Friday, December 19, 2014

Vallejo - chipping medium (part 2), step by step with acrylic top coat

Hi everyone,

So it appears that product based or brand based posts attract a lot of hits, so to get more hits I will try to do more of these step by step - not that I am good enough to do instructions of how to use a product, but I think it would be useful for people who are considering getting their hands on these products.


Camera specificaiton: LG G3 Rear Camera, 13mb pix

Step 1 : Buy it

Jumping a head here, the 17ml bottle goes for about USD5 is well worth the price.  Very easy to use and easy to control, a lot easier than salting.  One try of this could give you a very good idea on how it works.  I recommend using air-brush to apply the medium, but if you don't have an air-brush, just remember to keep it thin when you are applying it.  (Remember to use a clean brush though.)
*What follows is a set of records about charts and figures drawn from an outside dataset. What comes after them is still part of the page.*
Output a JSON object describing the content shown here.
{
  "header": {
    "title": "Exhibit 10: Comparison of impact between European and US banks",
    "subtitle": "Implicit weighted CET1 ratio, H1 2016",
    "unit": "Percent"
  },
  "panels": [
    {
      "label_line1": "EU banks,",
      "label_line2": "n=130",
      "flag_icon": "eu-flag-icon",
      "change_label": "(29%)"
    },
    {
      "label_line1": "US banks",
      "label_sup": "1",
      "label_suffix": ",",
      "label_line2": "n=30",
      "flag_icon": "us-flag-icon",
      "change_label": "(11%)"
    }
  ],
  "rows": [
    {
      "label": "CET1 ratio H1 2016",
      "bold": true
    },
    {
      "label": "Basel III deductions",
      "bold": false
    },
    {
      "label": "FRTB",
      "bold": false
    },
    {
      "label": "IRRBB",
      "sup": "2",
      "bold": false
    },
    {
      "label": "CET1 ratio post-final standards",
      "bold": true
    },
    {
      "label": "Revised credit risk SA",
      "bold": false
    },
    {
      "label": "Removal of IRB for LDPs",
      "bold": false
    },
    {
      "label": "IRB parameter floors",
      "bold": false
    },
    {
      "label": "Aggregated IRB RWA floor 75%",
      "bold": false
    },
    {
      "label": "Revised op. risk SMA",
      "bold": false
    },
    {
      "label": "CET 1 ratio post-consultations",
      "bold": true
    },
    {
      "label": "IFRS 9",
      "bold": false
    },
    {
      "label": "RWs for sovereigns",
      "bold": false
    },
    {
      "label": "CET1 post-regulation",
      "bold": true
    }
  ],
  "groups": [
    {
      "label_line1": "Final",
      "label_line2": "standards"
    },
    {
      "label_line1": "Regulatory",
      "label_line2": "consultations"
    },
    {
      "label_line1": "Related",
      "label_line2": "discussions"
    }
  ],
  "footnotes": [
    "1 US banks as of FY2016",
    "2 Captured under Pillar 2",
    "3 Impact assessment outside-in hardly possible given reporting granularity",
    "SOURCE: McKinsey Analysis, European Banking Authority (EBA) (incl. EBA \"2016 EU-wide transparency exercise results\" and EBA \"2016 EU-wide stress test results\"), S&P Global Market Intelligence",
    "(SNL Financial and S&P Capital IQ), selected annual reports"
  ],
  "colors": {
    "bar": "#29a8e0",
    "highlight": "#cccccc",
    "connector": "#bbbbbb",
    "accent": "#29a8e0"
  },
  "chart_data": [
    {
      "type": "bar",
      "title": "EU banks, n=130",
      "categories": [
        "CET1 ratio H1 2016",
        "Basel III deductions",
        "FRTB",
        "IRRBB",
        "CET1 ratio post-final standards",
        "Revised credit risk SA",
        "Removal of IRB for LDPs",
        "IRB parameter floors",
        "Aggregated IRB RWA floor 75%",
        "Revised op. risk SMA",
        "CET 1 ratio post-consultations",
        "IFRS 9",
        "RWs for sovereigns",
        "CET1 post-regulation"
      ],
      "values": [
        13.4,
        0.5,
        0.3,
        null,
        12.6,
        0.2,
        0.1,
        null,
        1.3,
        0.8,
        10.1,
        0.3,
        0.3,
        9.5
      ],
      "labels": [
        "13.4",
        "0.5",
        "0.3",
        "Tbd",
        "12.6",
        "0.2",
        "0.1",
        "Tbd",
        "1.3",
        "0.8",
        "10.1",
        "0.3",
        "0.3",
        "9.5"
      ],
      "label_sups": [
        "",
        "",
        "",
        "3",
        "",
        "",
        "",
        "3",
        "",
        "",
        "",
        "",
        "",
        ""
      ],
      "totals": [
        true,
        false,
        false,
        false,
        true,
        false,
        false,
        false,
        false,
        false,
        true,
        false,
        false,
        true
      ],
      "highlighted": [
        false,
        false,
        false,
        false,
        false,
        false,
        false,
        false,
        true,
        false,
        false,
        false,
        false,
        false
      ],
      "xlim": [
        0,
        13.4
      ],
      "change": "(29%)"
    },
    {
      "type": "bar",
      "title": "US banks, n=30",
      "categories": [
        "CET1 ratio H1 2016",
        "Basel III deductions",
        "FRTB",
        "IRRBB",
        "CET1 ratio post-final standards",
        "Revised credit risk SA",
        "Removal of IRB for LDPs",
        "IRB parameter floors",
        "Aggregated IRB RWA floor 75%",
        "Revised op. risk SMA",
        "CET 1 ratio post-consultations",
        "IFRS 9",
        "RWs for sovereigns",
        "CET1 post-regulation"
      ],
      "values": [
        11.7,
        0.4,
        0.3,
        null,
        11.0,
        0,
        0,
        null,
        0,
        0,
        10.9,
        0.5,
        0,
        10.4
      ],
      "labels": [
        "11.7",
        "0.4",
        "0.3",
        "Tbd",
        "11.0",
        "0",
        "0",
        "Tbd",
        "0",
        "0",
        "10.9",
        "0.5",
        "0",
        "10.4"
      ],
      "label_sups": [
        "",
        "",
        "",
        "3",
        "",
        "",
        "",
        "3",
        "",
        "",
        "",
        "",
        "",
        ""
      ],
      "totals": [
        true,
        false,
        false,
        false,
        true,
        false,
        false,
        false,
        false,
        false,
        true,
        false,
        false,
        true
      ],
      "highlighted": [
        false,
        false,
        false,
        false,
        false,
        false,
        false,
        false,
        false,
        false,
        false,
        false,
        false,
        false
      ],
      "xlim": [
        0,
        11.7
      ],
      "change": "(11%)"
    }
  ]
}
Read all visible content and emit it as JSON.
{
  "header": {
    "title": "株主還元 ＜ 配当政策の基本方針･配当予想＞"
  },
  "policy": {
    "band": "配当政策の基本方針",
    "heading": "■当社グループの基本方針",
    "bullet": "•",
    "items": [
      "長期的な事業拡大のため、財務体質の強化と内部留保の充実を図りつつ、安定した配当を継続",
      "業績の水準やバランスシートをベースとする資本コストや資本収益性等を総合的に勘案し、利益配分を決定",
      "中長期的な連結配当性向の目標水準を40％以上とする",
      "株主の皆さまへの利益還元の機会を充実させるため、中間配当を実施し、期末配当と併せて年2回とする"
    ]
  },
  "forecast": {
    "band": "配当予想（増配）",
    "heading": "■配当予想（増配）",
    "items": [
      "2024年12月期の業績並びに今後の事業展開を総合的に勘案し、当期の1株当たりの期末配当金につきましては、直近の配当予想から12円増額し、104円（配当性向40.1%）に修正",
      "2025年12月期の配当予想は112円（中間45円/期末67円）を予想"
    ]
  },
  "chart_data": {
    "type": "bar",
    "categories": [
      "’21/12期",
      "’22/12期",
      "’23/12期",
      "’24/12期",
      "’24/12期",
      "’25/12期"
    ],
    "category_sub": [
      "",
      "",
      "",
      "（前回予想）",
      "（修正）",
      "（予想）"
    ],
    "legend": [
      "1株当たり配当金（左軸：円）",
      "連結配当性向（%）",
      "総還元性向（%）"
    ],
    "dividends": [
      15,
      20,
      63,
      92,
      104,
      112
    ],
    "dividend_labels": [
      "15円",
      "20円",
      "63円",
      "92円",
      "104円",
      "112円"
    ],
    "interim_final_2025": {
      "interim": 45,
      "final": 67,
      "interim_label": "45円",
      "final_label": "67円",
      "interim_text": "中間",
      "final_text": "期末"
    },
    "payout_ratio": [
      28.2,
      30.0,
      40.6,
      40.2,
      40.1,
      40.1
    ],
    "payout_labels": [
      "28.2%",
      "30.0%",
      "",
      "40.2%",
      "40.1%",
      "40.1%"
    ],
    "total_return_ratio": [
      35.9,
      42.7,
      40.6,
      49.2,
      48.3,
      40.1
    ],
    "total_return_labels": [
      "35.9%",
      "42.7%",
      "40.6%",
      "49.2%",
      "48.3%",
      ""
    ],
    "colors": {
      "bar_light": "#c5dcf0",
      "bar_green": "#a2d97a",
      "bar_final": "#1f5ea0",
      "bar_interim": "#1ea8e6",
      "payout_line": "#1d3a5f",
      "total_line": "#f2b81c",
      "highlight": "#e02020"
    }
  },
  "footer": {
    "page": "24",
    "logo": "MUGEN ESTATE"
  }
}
Simple step to use this is:
- paint the surface to make it look like rusted metal
- apply medium
- paint the top coat
- apply water so that the medium will melt away
- chip the top coat with tissue paper or cotton tip

AV (Vallejo)
Chipping Medium

Step 2: build your model

It's very hard to get plastic model kits to match with my 30mm miniatures: the size never really quite match.  Plus, it's very expensive to get accessories that are designed for 30mm, besides, each manufacturer made their miniatures a little different anyway.  1:35 or 1:48 is pretty much the closest, cheapest models that I can find.  This kit was meant for populating transport vehicles, and I bought it for my Zombicide game to be used as objectives.

Allied Vehicles Accessory Set

Step 3: prime it

Again on the topic of going cheap, the spray on primer from Mr Hobby is cheaper than the one form Tamiya.  Plus, I had some bad experience with Tamiya primer: the result is too rough, not smooth and a lot of small grins on the surface.  

Mr. Hobby
Mr. Primer Surfacer 1000
 170ml Spray 

Step 4: base rusted metal color

The idea of chipping is to chip away the top coat of paint to reveal the metal underneath. Rusting, therefore should come after the metal is revealed and after long exposure to air and moist .

But to save time, I painted the whole thing brown and applied a lot of pigment to place that I think should rust easier: edges, middle of larger surfaces.  I was rushing a little so this isn't too well done.

Secret Weapon Wash
Vallejo Pigment

Step 4: apply the medium

Because I am not sure if these are easier to wash off, I used brush to apply the medium.  In hindsight, I could have used air-brush for this.

See actually I applied a lot of the medium on the surface, at some parts they are more like a droplet on the surface, forming a little pond.

Step 5: apply the top coat

I used water based acrylic paint because I fear that the alcohol based paint will melt away the medium.  I'd try alcohol based paint next time.

Anyway, after the medium is completely dry I air-brushed on the top coat.  Remember, it has to be VERY dry before applying the top coat.  Haven't done a good job at this because I don't use these paint for air brushing at all: they dry too slow...

Knarloc Green
Step 6: apply water

I basically just dripped water over it, but I applied very thick layer of medium so so it washed away quite a lot of the top coat.  The best thing about this is that you can get chipping with sharp edges.

And the best bit is that the chipping could happen in tiny portions, see the edge of the letters on the top of the barrel.